Make sure you also get a thorough explanation of how to change the credentials used by any code requiring them. In fact, you should insist that this must be easy for you to do.

Plus, ask your contractor to set up the Security Groups so you will have the authorization you need to access your EC2 deployment from your location.

And, of course, before you release the contractor you should verify that everything works as expected.


What to do when the contractor’s engagement is over

When your contractor no longer needs access to your EC2 account you should create new access key credentials (see the “Create a new Access Key” link on the Security Credentials page mentioned above).
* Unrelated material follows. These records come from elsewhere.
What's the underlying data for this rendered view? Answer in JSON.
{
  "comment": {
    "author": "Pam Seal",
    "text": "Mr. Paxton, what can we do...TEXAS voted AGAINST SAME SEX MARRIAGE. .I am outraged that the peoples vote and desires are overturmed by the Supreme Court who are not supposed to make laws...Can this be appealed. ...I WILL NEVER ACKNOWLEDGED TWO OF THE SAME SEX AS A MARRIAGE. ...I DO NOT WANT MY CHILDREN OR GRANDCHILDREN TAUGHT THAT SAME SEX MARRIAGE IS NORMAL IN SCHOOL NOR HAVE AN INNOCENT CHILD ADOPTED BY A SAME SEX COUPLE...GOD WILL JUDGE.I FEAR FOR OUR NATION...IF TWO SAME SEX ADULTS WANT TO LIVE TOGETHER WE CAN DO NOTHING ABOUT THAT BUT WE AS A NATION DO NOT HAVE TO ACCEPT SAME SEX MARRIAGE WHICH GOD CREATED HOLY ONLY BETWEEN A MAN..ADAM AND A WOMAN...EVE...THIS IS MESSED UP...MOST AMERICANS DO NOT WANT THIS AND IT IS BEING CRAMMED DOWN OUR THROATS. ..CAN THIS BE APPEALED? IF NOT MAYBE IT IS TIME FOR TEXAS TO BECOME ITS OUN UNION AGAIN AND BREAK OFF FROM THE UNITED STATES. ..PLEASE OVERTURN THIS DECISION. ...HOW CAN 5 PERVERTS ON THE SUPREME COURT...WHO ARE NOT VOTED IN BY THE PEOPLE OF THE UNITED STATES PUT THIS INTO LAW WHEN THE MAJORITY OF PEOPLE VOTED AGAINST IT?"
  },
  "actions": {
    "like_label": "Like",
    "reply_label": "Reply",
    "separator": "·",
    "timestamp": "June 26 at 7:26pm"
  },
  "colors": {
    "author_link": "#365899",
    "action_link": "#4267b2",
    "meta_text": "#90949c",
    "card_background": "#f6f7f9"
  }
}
But don’t disable the old credentials just yet. First, update any code the contractor installed to use the new credentials and test it.

Once you’re sure the new credentials are working, disable the credentials given to the contractor (the “Make Inactive” link).

The above guidelines also apply to working with internal groups within your organization. You might not need to revoke their credentials, depending on their role – but you should follow the suggestions above so you can if you need to.